We are doctors, not business men.
It was nauseating to watch the board members at my last practice try to act like some super businessmen. They would throw around the jargon. They would keep people uninformed so only they knew what was happening so as to keep power. They would use language people could not understand so people felt like they were dumb and the “business men” were smart. And they still got worked. Total fools.
I don’t understand why people behave this way. I was in a practice of 30 people, few of which were actual business owners in their past careers and all of which were either very bright or at least not stupid. Did we make decisions as a group and get input from people that were smart and had experience? No. The little board huddled at dumb restaurants and tried to play business man.
These practices are totally outgunned by PE.
My lame joke when describing the qualifications of the board members at my previous practice was: Have some respect, they’ve seen ll 3 of the Godfather movies. -
Right outgunned in a negotiation but PE does not know our business better than we do. We can grow a great business with tremendous cash flow on our own. However, it will never be a company that will have some form of liquidity event. We can become rich. We cannot become super rich because of this fact. Have to stop that fantasy.
What we have to recognize is our business is supporting radiologists, not others that skim off of our work. Therefore, the only answer to even considering talking to PE is no. -
Having tried to find good gigs with private groups, the reason RP survives and will likely thrive is flexibility, one of the biggest things new rads are looking for. It was crazy how rigid private groups are when hiring and how poorly they approach things like tele and IR. When RP can create the exact or nearly exact work environment you want and aloe you to live where you want and even come close on salary as most groups, its no wonder new rads keep going there. Several of my colleagues have shifted to RP jobs knowing full well the PE issue but wanted to leave small PP groups that cant adapt to changing priorities.
As an example, I was looking at groups in Chicago – all of them wanted weekends reading 250+ cases, weekday calls, some has nightfloats required, and still partner salaries were around 600 max. RP offered daytime with some tele work, no nights, no weekends at their Chicago location for 550, similar volume expectations.
Thankfully went the way off locums, and Id be the first to crap on RP as not aligned with the interests of the field but private groups need to be competitive as well. Eventually people overlook the whole PE overlord things when they need a job that works for them. -
Quote from Sam679
Having tried to find good gigs with private groups, the reason RP survives and will likely thrive is flexibility, one of the biggest things new rads are looking for.
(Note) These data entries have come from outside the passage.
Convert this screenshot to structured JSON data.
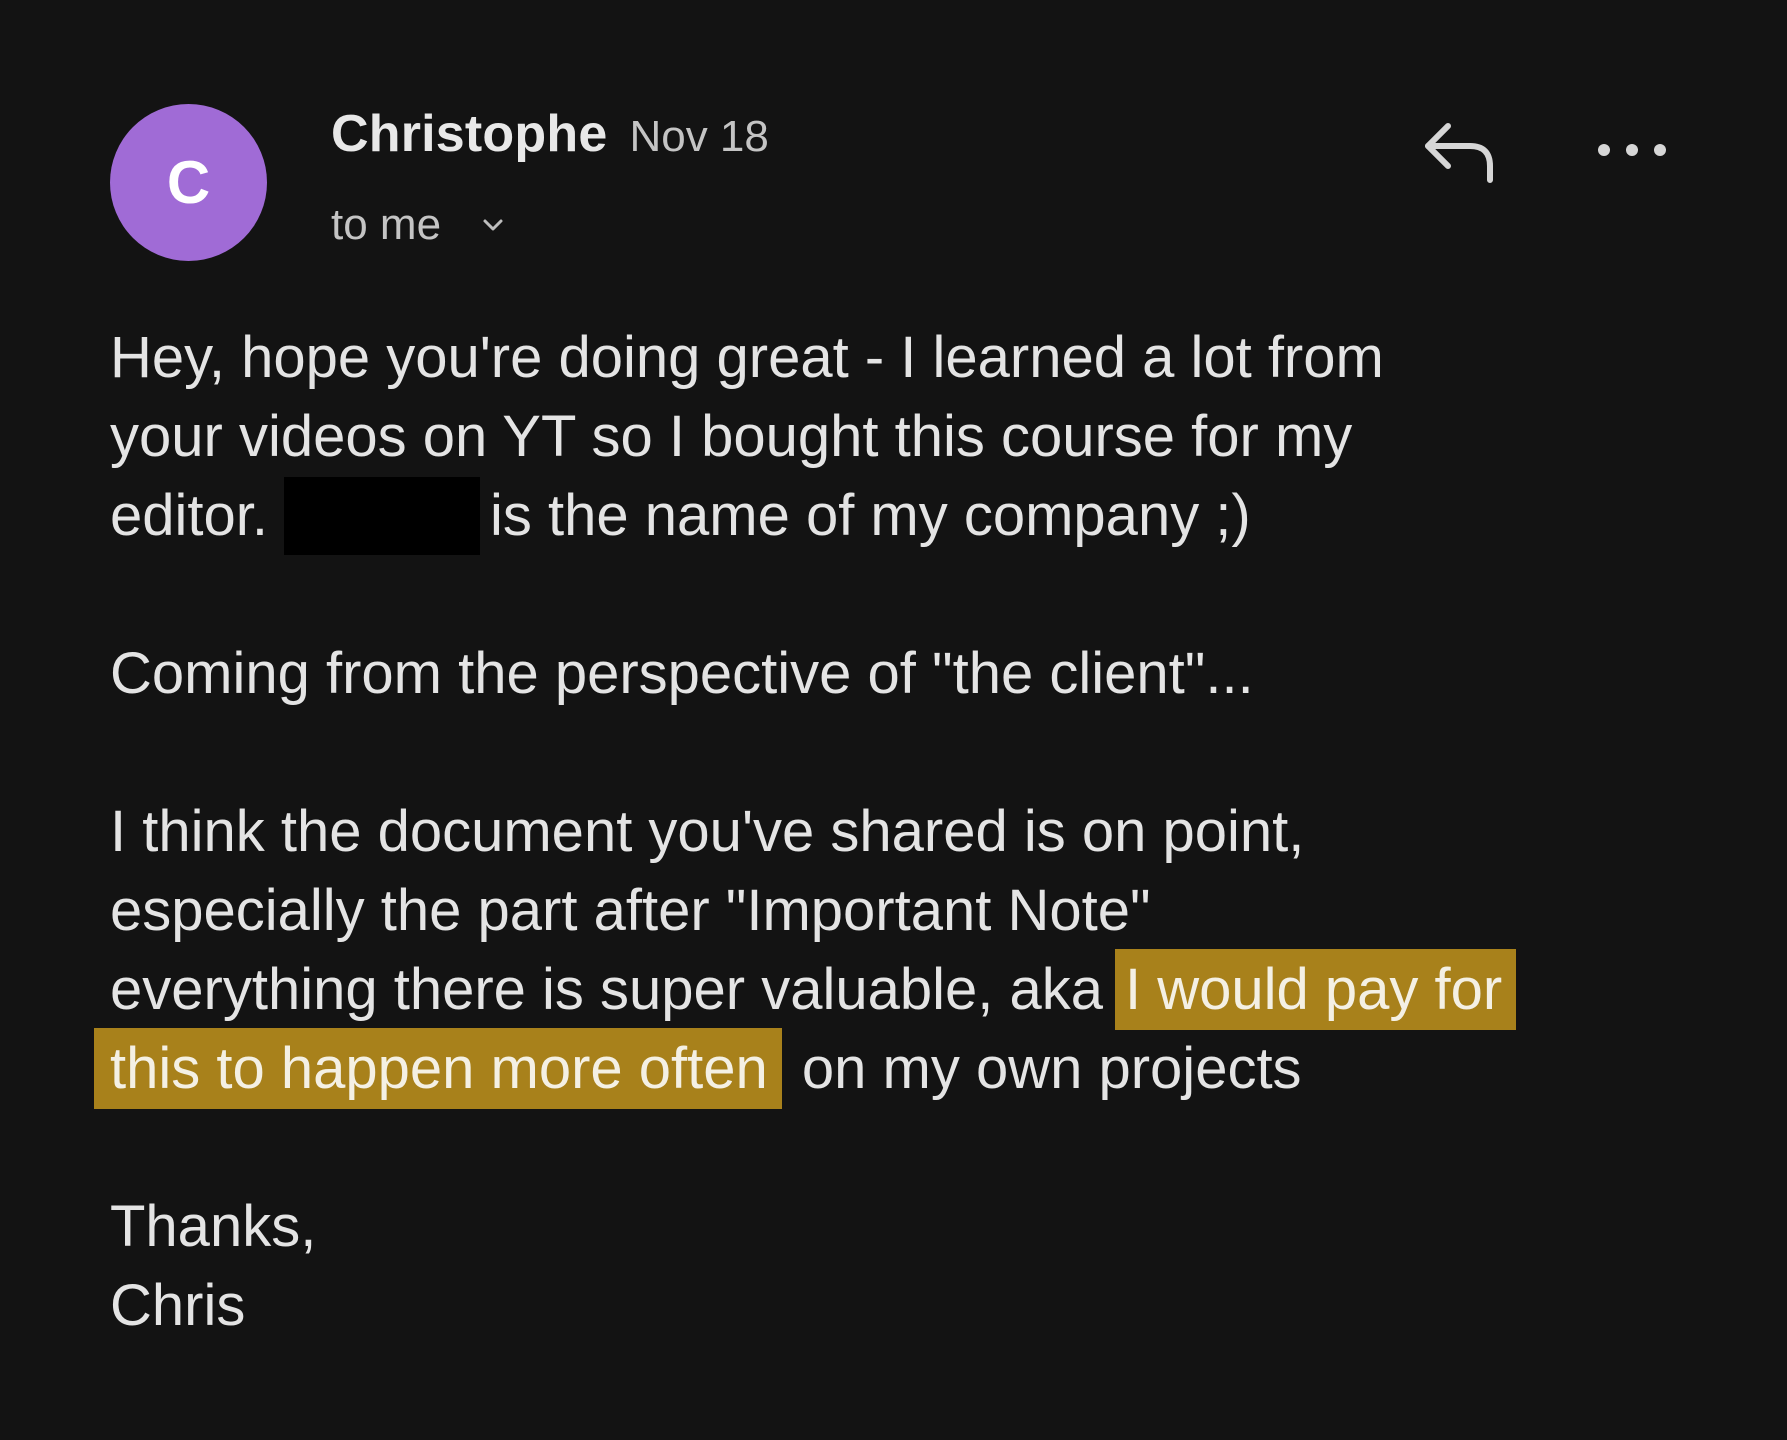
{
  "sender": {
    "avatar_initial": "C",
    "avatar_color": "#a06bd6",
    "name": "Christophe",
    "date": "Nov 18",
    "recipients": "to me"
  },
  "actions": {
    "reply_icon": "reply-icon",
    "more_icon": "more-options-icon",
    "expand_icon": "chevron-down-icon"
  },
  "highlight_color": "#a8811b",
  "message": {
    "p1_line1": "Hey, hope you're doing great - I learned a lot from",
    "p1_line2": "your videos on YT so I bought this course for my",
    "p1_line3_before": "editor.",
    "p1_line3_after": "is the name of my company ;)",
    "p2": "Coming from the perspective of \"the client\"...",
    "p3_line1": "I think the document you've shared is on point,",
    "p3_line2": "especially the part after \"Important Note\"",
    "p3_line3_before": "everything there is super valuable, aka",
    "p3_highlight_part1": "I would pay for",
    "p3_highlight_part2": "this to happen more often",
    "p3_line4_after": "on my own projects",
    "signoff": "Thanks,",
    "signature": "Chris"
  }
}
It was crazy how rigid private groups are when hiring and how poorly they approach things like tele and IR. When RP can create the exact or nearly exact work environment you want and aloe you to live where you want and even come close on salary as most groups, its no wonder new rads keep going there. Several of my colleagues have shifted to RP jobs knowing full well the PE issue but wanted to leave small PP groups that cant adapt to changing priorities.
As an example, I was looking at groups in Chicago – all of them wanted weekends reading 250+ cases, weekday calls, some has nightfloats required, and still partner salaries were around 600 max. RP offered daytime with some tele work, no nights, no weekends at their Chicago location for 550, similar volume expectations.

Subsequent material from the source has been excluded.